It may be desirable to monitor the user's eyes while the user's eyes are located in eye boxes 13. For example, it may be desirable to use a camera to capture images of the user's irises (or other portions of the user's eyes) for user authentication. It may also be desirable to monitor the position of the user's eyes at eye boxes 13. This may include monitoring the direction of the user's gaze (sometimes also referred to herein as gaze direction) and/or monitoring the spatial location of the user's pupils. Device 10 may include a gaze tracking sensor that measures the position of the user's eyes at eye boxes 13 over time. The gaze tracking sensor may generate gaze tracking information (sometimes also referred to herein as eye position information) that identifies, includes, or characterizes the position of the user's eyes at eye boxes 13. If desired, the gaze tracking information may be used as a form of user input and/or may be used to determine where, within an image, image content resolution should be locally enhanced in a foveated imaging system.
To ensure that device 10 can capture satisfactory eye images while a user's eyes are located in eye boxes 13, each optical module 40 may be provided with a camera such as camera 42 and one or more light sources such as light-emitting diodes 44 or other light-emitting devices such as lasers, lamps, etc. Cameras 42 and light-emitting diodes 44 may operate at any suitable wavelengths (visible, infrared, and/or ultraviolet). As an example, diodes 44 may emit infrared light that is invisible (or nearly invisible) to the user. This allows eye monitoring operations to be performed continuously without interfering with the user's ability to view images on displays 14. Cameras 42 and light-emitting diodes 44 may collectively form part of a gaze tracking sensor or system in device 10.
A schematic diagram of device 10 is shown in FIG. 2. Device 10 of FIG. 2 may be operated as a stand-alone device and/or the resources of device 10 may be used to communicate with external electronic equipment. As an example, communications circuitry in device 10 may be used to transmit user input information, sensor information, and/or other information to external electronic devices (e.g., wirelessly or via wired connections). Each of these external devices may include components of the type shown by device 10 of FIG. 2.
As shown in FIG. 2, a head-mounted device such as device 10 may include control circuitry 20. Control circuitry 20 may include storage and processing circuitry for supporting the operation of device 10. The storage and processing circuitry may include storage such as nonvolatile memory (e.g., flash memory or other electrically-programmable-read-only memory configured to form a solid state drive), volatile memory (e.g., static or dynamic random-access-memory), etc.
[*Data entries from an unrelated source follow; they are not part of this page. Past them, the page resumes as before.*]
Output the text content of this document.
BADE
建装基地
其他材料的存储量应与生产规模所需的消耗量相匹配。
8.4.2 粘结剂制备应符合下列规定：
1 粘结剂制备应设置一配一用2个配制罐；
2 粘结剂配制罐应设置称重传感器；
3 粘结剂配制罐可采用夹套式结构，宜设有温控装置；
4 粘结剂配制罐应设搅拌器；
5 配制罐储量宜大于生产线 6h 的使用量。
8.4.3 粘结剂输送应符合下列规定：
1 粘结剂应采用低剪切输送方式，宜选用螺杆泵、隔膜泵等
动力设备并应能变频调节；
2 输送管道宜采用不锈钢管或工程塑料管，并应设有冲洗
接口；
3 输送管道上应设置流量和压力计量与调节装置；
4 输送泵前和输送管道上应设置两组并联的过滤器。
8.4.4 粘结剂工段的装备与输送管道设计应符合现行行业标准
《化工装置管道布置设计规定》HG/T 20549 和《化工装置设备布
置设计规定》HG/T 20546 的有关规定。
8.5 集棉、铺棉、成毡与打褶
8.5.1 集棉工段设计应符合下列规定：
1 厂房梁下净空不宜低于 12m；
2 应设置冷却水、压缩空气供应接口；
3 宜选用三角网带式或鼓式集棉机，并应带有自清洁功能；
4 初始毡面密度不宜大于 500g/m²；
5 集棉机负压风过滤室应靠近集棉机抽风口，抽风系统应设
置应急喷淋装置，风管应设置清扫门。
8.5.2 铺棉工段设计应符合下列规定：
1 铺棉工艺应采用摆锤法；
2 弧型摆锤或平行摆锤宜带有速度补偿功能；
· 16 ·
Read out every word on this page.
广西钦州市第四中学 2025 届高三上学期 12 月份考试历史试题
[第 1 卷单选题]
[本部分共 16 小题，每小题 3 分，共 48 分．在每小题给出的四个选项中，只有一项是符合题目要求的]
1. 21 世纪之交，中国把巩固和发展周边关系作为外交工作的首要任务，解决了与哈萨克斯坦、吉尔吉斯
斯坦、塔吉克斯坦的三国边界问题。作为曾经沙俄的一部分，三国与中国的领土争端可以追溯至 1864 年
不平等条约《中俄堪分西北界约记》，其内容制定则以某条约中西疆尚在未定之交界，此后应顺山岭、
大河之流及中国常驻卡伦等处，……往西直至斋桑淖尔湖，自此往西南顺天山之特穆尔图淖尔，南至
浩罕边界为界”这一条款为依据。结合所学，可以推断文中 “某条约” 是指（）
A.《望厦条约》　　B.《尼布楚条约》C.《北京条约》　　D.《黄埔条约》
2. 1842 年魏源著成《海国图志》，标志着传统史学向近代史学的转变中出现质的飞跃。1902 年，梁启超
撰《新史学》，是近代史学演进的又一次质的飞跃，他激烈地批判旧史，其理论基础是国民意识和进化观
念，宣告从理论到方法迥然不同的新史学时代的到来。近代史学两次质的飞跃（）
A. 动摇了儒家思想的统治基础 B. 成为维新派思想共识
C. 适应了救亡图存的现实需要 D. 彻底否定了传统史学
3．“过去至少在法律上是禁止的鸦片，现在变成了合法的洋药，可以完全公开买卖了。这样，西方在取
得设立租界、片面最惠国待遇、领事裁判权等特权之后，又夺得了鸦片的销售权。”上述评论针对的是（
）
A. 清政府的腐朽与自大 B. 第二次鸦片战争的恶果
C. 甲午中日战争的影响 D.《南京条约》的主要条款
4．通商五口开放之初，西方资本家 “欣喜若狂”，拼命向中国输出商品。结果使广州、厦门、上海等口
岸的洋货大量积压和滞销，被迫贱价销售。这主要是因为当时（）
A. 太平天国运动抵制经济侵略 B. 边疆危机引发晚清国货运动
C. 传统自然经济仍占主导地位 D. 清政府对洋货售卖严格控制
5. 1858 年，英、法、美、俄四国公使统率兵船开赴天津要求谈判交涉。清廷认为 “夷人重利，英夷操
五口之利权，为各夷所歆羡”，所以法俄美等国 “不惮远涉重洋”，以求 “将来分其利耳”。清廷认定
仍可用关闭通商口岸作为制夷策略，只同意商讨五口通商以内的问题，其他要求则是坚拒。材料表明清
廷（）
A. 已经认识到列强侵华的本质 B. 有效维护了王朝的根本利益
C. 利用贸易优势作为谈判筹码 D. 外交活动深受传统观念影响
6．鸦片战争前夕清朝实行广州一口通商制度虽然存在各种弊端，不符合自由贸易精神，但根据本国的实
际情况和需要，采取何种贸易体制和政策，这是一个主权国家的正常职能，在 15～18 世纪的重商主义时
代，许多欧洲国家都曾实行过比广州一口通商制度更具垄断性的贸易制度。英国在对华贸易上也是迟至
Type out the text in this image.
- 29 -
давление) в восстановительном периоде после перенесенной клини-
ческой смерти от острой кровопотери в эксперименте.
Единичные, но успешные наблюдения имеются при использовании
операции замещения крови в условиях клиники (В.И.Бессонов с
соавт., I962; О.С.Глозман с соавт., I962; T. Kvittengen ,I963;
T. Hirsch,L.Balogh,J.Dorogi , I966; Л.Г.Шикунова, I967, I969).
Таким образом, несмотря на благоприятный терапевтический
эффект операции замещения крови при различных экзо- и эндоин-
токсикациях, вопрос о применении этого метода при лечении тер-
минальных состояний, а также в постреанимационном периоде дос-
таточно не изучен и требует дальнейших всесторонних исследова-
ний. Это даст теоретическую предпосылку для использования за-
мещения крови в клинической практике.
One or more processors in control circuitry 20 may be used to gather input from sensors and other input devices and may be used to control output devices. The processing circuitry may be based on one or more processors such as microprocessors, microcontrollers, digital signal processors, baseband processors and other wireless communications circuits, power management units, audio chips, central processing units (CPUs), graphics processing units (GPUs), application specific integrated circuits, etc. During operation, control circuitry 20 may use display(s) 14 and other output devices in providing a user with visual output and other output. Control circuitry 20 may be configured to perform operations in device 10 using hardware (e.g., dedicated hardware or circuitry), firmware, and/or software. Software code for performing operations in device 10 may be stored on storage circuitry (e.g., non-transitory (tangible) computer readable storage media that stores the software code). The software code may sometimes be referred to as program instructions, software, data, instructions, or code. The stored software code may be executed by the processing circuitry within circuitry 20.
To support communications between device 10 and external equipment, control circuitry 20 may communicate using communications circuitry 22. Communications circuitry 22 may include antennas, radio-frequency transceiver circuitry, and other wireless communications circuitry and/or wired communications circuitry. Communications circuitry 22, which may sometimes be referred to as control circuitry and/or control and communications circuitry, may support bidirectional wireless communications between device 10 and external equipment (e.g., a companion device such as a computer, cellular telephone, or other electronic device, an accessory such as a point device or a controller, computer stylus, or other input device, speakers or other output devices, etc.) over a wireless link.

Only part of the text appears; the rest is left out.